I’ve always been more comfortable on a trail somewhere in the backwoods among the tall oaks and the wildlife than anywhere outside of the mountains. There is a familiarity to the mountains. When people like me and Larry talk about losing everything we know to mountaintop removal it is that familiarity. It is like watching a lifelong friend lose their life to cancer. We are trying to find a cure before it is too late.
A lot of the trails and paths I use to hike and hunt now lead to the same place, the mountaintop removal site in Schumate and Clay’s Branch. When I look at that site I can’t help but remember what it used to be and you would probably be surprised at the profound sense of loss I feel.
That is why I feel bad for Larry. I imagine his loss is many times greater than mine. He has had to watch the very mountains and valleys he grew up in destroyed by the cancer that is mountaintop removal coal mining. What has been lost can never be replaced. The really sad thing about that is the memories of what used to be will die with our generations as well. Because as go the mountains, so does the culture.
If the bottom fell out of the economy tomorrow we could live off the mountains. I wonder how many friends of coal could live off of a lump of coal? The friends of coal like to say that God put coal there for us to use. The only thing they can do with coal is burn it. The resources God gave me, I can build a house to keep the weather out, feed myself and provide myself with medicine. At least I could do those things as long as I left the coal right where it is. I have said in the past, if God put coal here I think it is more like the forbidden fruit, we should leave it alone because we are destroying our Garden of Eden, willingly and continuously.
It’s just not worth it.





















Excellent post Denny. I’ll print this off so I can give it to Larry. You know, this industry seems to offer some assistance in your home or land, the material part which can be replaced. What they, and everybody else don’t understand, is the sentimental thing. These are things that can’t be replaced, and can’t be bought. These are the things that mean the most in life. They can’t replace memories, heritage, and culture. You are right Denny, once you lose these things, they are irreplaceable.
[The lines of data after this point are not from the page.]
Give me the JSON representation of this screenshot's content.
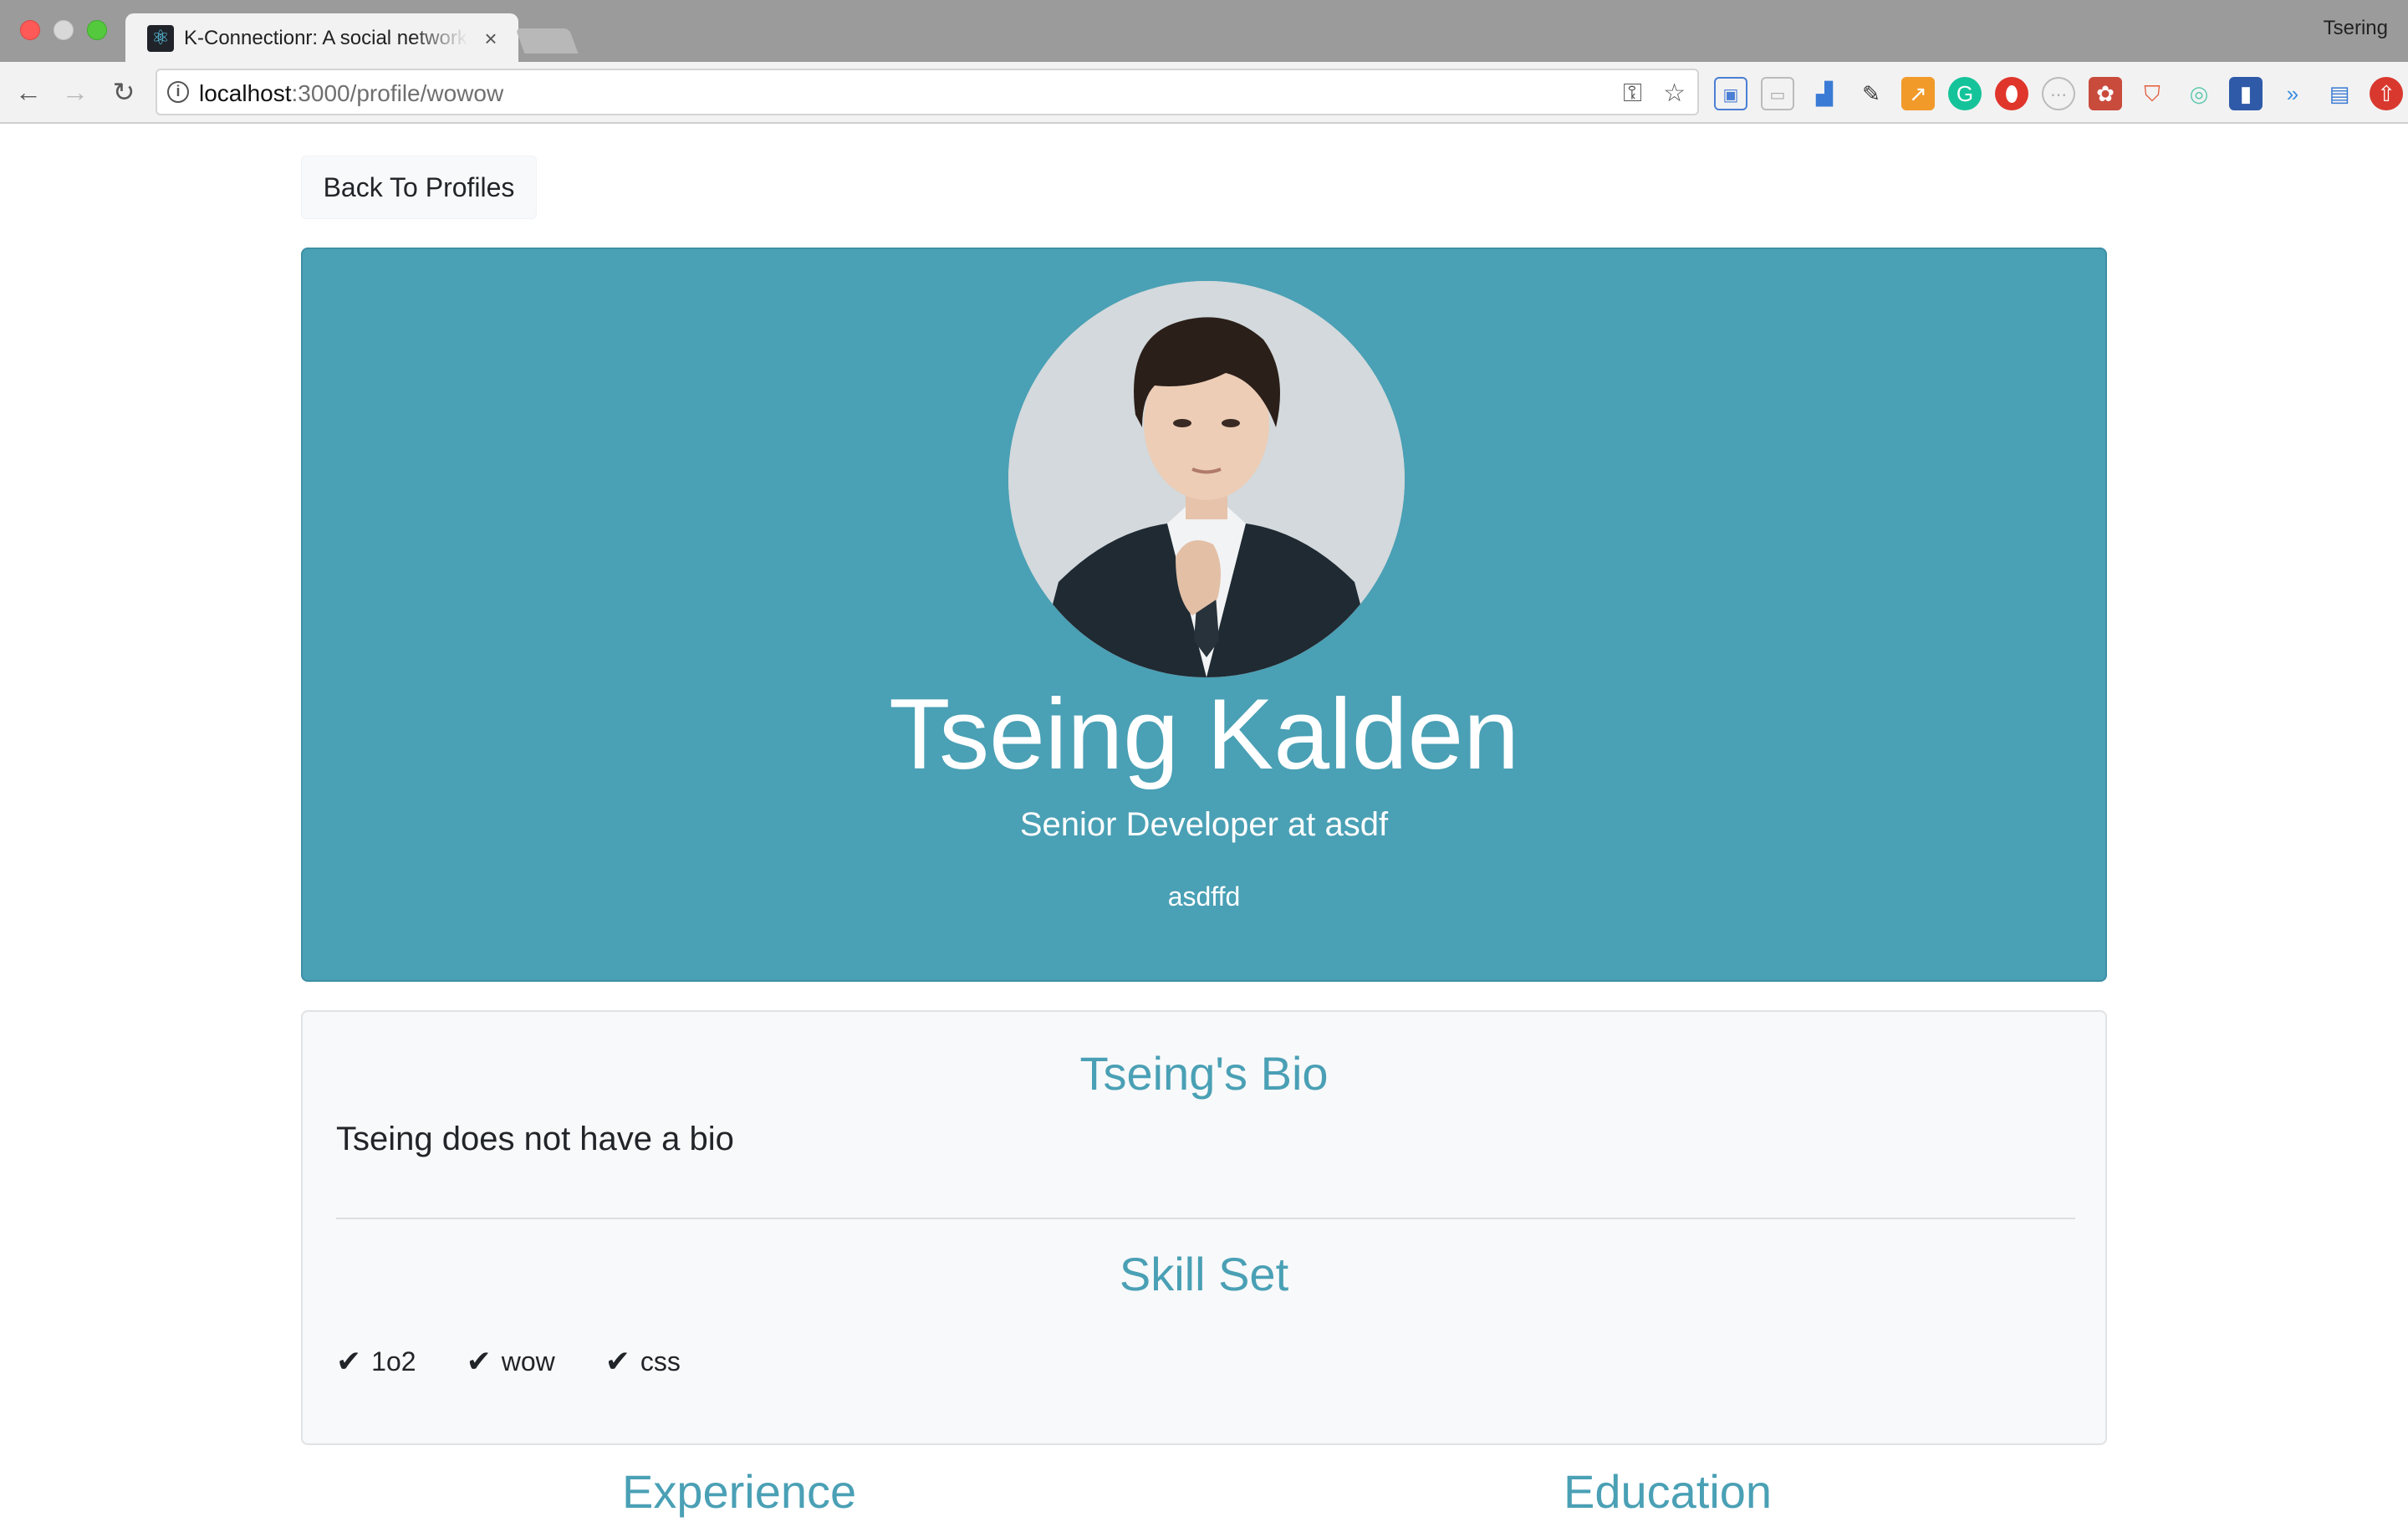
{
  "browser": {
    "tab_title": "K-Connectionr: A social network",
    "tab_close": "×",
    "profile_name": "Tsering",
    "url_host": "localhost",
    "url_path": ":3000/profile/wowow",
    "icons": {
      "back": "←",
      "forward": "→",
      "reload": "↻",
      "info": "i",
      "key": "⚿",
      "star": "☆"
    }
  },
  "page": {
    "back_button": "Back To Profiles",
    "profile": {
      "name": "Tseing Kalden",
      "job": "Senior Developer at asdf",
      "location": "asdffd"
    },
    "bio": {
      "heading": "Tseing's Bio",
      "text": "Tseing does not have a bio"
    },
    "skills": {
      "heading": "Skill Set",
      "items": [
        "1o2",
        "wow",
        "css"
      ]
    },
    "sections": {
      "experience": "Experience",
      "education": "Education"
    }
  },
  "colors": {
    "hero_bg": "#4aa0b5",
    "accent_text": "#4aa0b5",
    "card_bg": "#f8f9fa"
  }
}
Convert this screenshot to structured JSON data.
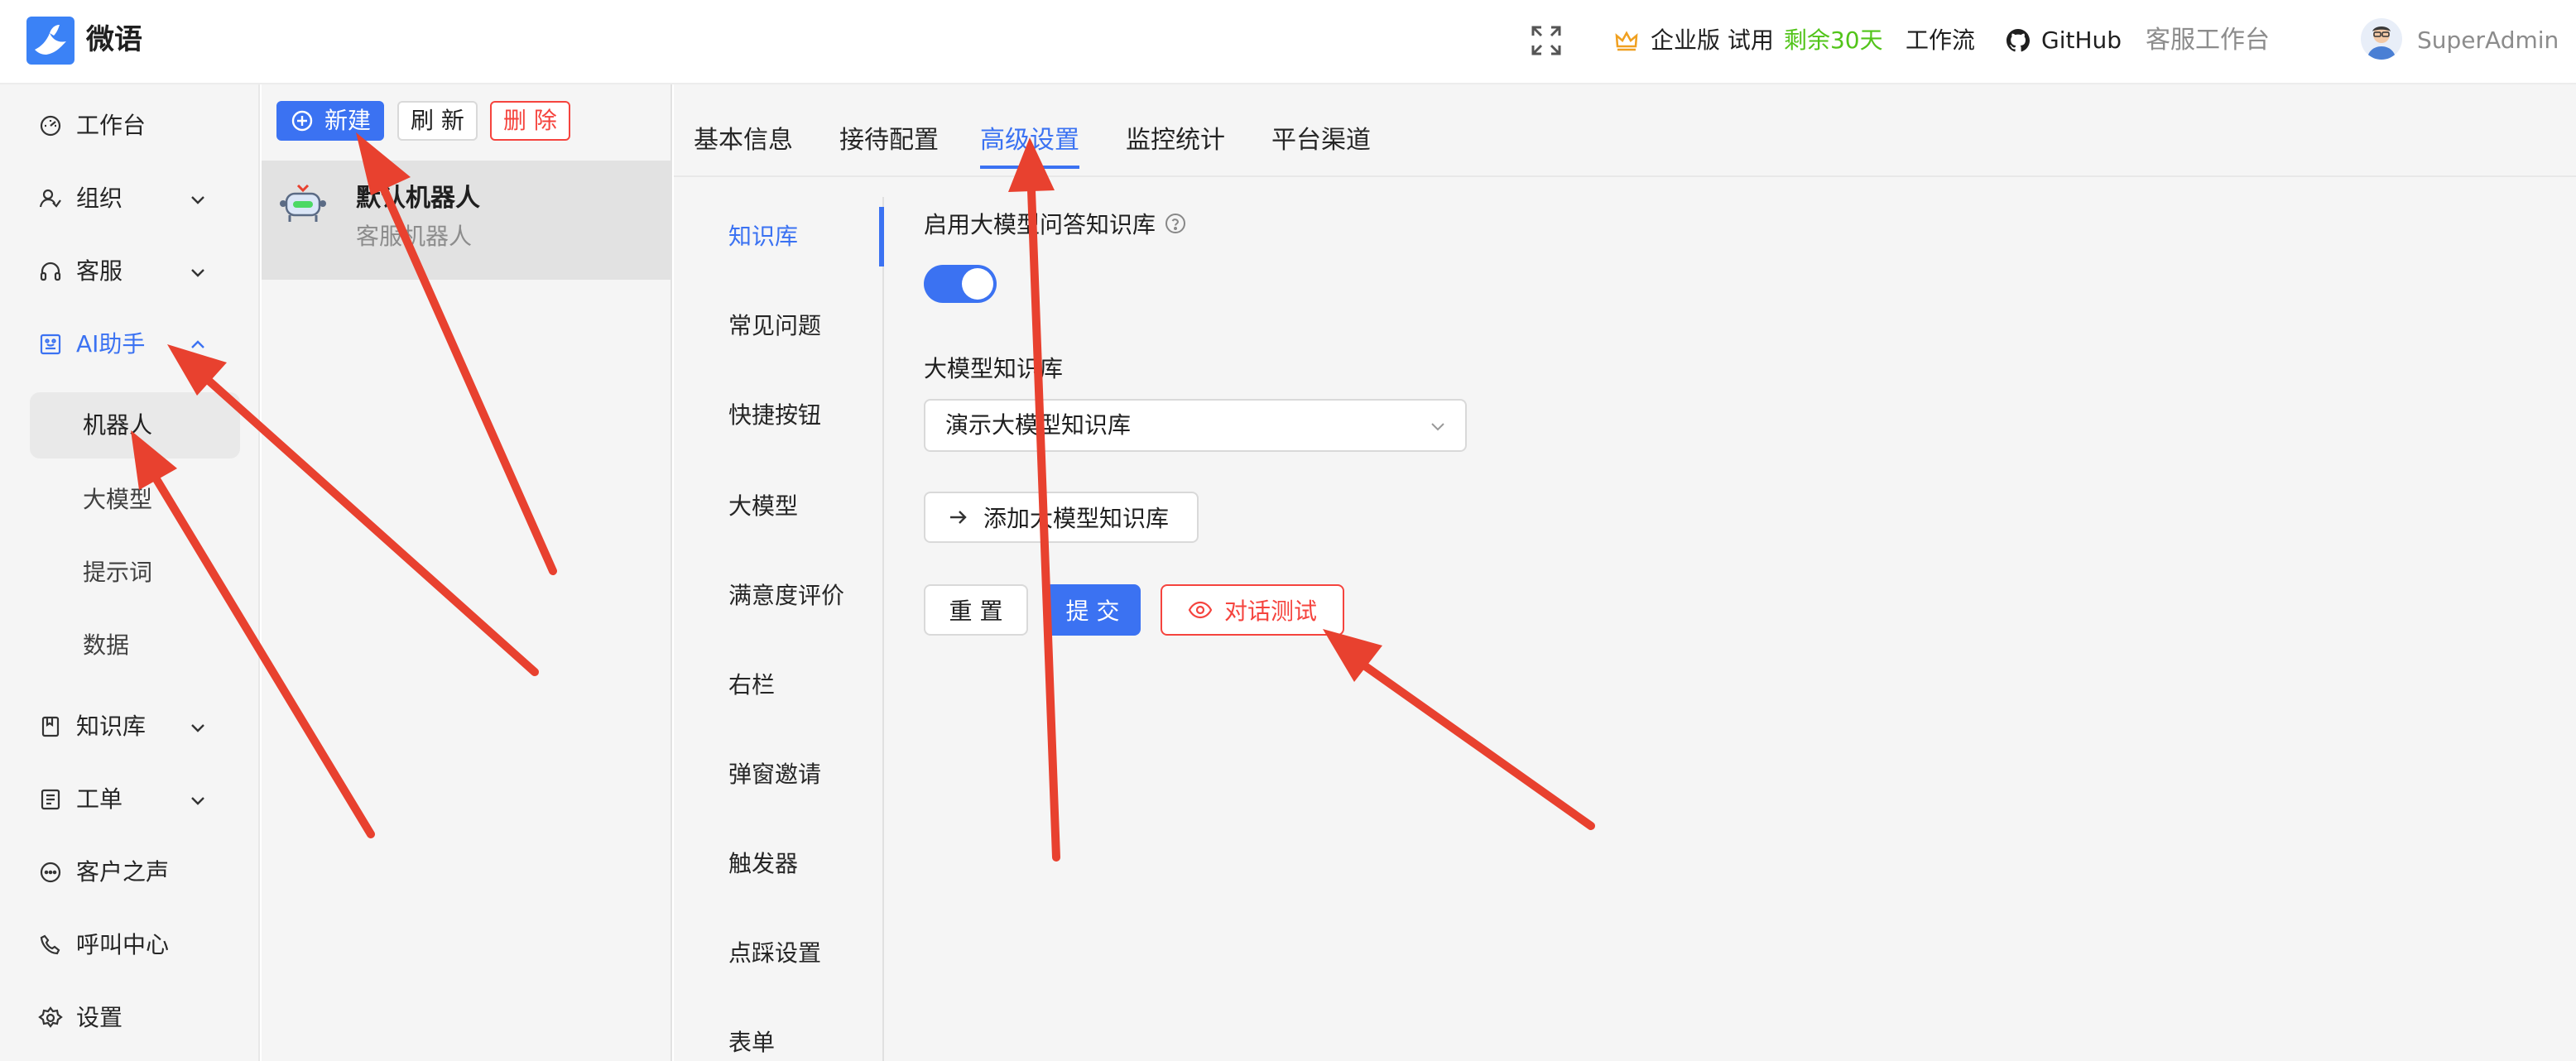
{
  "header": {
    "app_name": "微语",
    "edition": "企业版",
    "trial_label": "试用",
    "trial_remaining": "剩余30天",
    "workflow": "工作流",
    "github": "GitHub",
    "agent_workspace": "客服工作台",
    "user_name": "SuperAdmin",
    "icons": [
      "logo-icon",
      "fullscreen-icon",
      "crown-icon",
      "github-icon",
      "avatar"
    ]
  },
  "nav": {
    "items": [
      {
        "label": "工作台",
        "icon": "dashboard-icon",
        "expandable": false
      },
      {
        "label": "组织",
        "icon": "user-group-icon",
        "expandable": true
      },
      {
        "label": "客服",
        "icon": "headset-icon",
        "expandable": true
      },
      {
        "label": "AI助手",
        "icon": "ai-assistant-icon",
        "expandable": true,
        "expanded": true
      },
      {
        "label": "知识库",
        "icon": "book-icon",
        "expandable": true
      },
      {
        "label": "工单",
        "icon": "ticket-icon",
        "expandable": true
      },
      {
        "label": "客户之声",
        "icon": "chat-bubble-icon",
        "expandable": false
      },
      {
        "label": "呼叫中心",
        "icon": "phone-icon",
        "expandable": false
      },
      {
        "label": "设置",
        "icon": "gear-icon",
        "expandable": false
      }
    ],
    "ai_submenu": [
      "机器人",
      "大模型",
      "提示词",
      "数据"
    ],
    "active_submenu": "机器人"
  },
  "robot_list": {
    "new_label": "新建",
    "refresh_label": "刷 新",
    "delete_label": "删 除",
    "items": [
      {
        "name": "默认机器人",
        "desc": "客服机器人",
        "icon": "robot-icon"
      }
    ]
  },
  "main": {
    "tabs": [
      "基本信息",
      "接待配置",
      "高级设置",
      "监控统计",
      "平台渠道"
    ],
    "active_tab": "高级设置",
    "side_menu": [
      "知识库",
      "常见问题",
      "快捷按钮",
      "大模型",
      "满意度评价",
      "右栏",
      "弹窗邀请",
      "触发器",
      "点踩设置",
      "表单"
    ],
    "active_side": "知识库",
    "form": {
      "enable_llm_label": "启用大模型问答知识库",
      "enable_llm_value": true,
      "kb_label": "大模型知识库",
      "kb_selected": "演示大模型知识库",
      "add_kb_label": "添加大模型知识库",
      "reset_label": "重 置",
      "submit_label": "提 交",
      "test_label": "对话测试"
    }
  },
  "colors": {
    "primary": "#3b72f2",
    "danger": "#f5443e",
    "success": "#52c41a",
    "annotation_arrow": "#e8412f"
  }
}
Good post Denny. Listening to Larry talk is something I enjoy as well. I fortunate enough to meet some folks that do what is called “Oral History.” After the presentation of their work I couldn’t help but think about all of the old time knowledge that has been lost over the years. Hand me down secrets about the land, the people, etc…. MTR seeks to take it all … won’t be nothing left to learn about or from.
I don’t know how anyone could sit through a chance to hear Larry talk in person and not leave that room being adamantly opposed to mountain top removal. He is genuinely fearing for his life because of his opposition to the Kayford operation. Powerful speaker, with deep convictions. I was very impressed to hear him talk.
This seems to be wrong on so many levels. Whether or not you invoke ‘God’s Plan’, it is clear that God did not put coal here. We know what put coal here. The willingness to prostrate reason and knowledge at the feet of an idol that they control (remember the preacher at the cemetery being undermined?) is just one more facet of the insidious culture of denial that is perpetuated by appeals to authority and reifying the status quo.
Denny you rock.
sorry to clarify, i don’t mean your statement about leaving the forbidden fruit is wrong, just the notion that ‘God put coal here for us to use’.